Comparing the μ-maps that only include the 307 keV scatter to the μ-maps that include both 307 keV and 511 keV scatter shows negligible differences in SSIM, NRMSE, and bias distribution in both μ-maps and their corresponding activity maps. However, although the μ-maps including the scatter were scaled, they still suffer from scatter artifacts, particularly in the abdominal region. This results in degradation of SSIM, NRMSE, and bias in both μ-maps and activity maps, when compared to μ-maps with no scatter. In all organs of interest, except for the lungs, the activity map mean bias exceeds ±10%, when scattered events are included in the μ-maps. The left ventricle blood pool, the liver, and the hip bone marrow show the highest mean biases in the activity maps, with 24%, 18%, and 17% bias, respectively, when the scatter is included in the μ-maps.

Increasing the energy threshold to 290 keV improves the image quality and quantification of the μ-maps when the scatter is included.

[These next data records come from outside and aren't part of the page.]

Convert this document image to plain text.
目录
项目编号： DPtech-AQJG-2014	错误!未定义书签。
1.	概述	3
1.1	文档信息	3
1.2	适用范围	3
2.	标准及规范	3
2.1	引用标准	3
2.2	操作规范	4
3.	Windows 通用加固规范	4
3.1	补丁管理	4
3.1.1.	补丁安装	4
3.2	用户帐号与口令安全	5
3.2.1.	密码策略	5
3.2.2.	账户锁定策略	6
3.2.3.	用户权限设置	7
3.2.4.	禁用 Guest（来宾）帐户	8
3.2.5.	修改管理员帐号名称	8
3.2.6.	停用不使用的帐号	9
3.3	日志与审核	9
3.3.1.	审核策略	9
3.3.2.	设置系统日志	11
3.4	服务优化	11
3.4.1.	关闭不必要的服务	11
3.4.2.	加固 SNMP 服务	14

Comparing the SSIM and NRMSE plots for the μ-maps and their corresponding activity maps shows that using a 290 keV threshold reduces the difference between the μ-maps reconstructed with and without the scatter. This is also observed in the bias distribution plots for attenuation and activity maps, where bias is reduced in all organs of interest, except for the skull bone, when the 290 keV threshold is used in the μ-maps that include the scatter. However, the activity map mean bias still exceeds the ±10% range in most organs of interest, except for lungs and the cerebrum. In this case, the left ventricle blood pool, the liver, and the hip bone marrow biases are reduced to 15%, 14%, and 12%, respectively.

Discussion

The simulated uEXPLORER geometry shows an overestimation of the sensitivity, compared to the measured total sensitivity and peak sensitivity values reported by Spencer et al. (11). This is probably due to absence of count loss and detector efficiency modeling in the GATE model used. However, this overestimation is included for all three scanner geometries, and the presented comparisons should be minimally impacted by it. The shape of the axial sensitivity profile of the simulated uEXPLORER geometry matches the measurement results with a 170-cm line source and includes the triangular shapes introduced by the maximum unit difference policy. The comparison of the sensitivity profile to the other two shorter geometries is only representative of the scatter-free sensitivity at 511 keV, and the sensitivity differences between the three geometries become smaller as the attenuation medium is introduced and for 307 keV emissions. Furthermore, the 170-cm line source sensitivity, representing a standard human height, has emissions outside the scan length of the two shorter scanner geometries, which also affect the sensitivity profile measurements. The simulated line source and the XCAT phantom were both centered in the AFOV of the uEXPLORER scanner, similar to the scanning protocols performed on the clinical system. For the two shorter scanner geometries, the scan positions for the simulations were selected to cover the head to thighs. Depending on the clinical application, the scan position can be adjusted for the two long-AFOV scanner geometries differently to move the brain and the chest region to higher sensitivity areas.

Comparison of the reconstructed images of the simulated NEMA image quality phantom and its contrast recovery coefficient and background variability to the results presented by Spencer et al. (11) using 2.344-mm voxels and no PSF modeling shows good agreement between the results obtained with the commercial scanner compared to the simulated model and the reconstruction framework used in this work. This suggests that similar image quality can be expected between experimental implementation of the methodology used in this paper and the simulated results upon successful incorporation of data corrections.

Comparing the effect of the acceptance angle and scan duration on quantification of the lutetium-based μ-maps shows larger effects from reducing the scan duration. This suggests that the long-AFOV scanners will mainly benefit from the duration of a single-bed-position acquisition of the transmission data that can be acquired simultaneously with the emission data. The smaller gain observed in sensitivity at acceptance angles higher than 32° can be explained by increased Compton scattering probability at lower energies and with more oblique LORs, leading to higher attenuation. This also suggests that future implementations of the μ-map reconstruction algorithm can use a restricted acceptance angle of 32° to speed up the reconstructions. The small absolute changes of SSIM and NRMSE observed after convergence for both reduced acceptance angles and reduced scan times in all cases are expected due to the effects from regularization in controlling the noise and the contribution of the voxel values that are insignificantly affected during the reconstruction. However, the additional regional bias analysis performed on the images shows that SSIM and NRMSE alone are not sufficient figures of merit to assess the quantification effects.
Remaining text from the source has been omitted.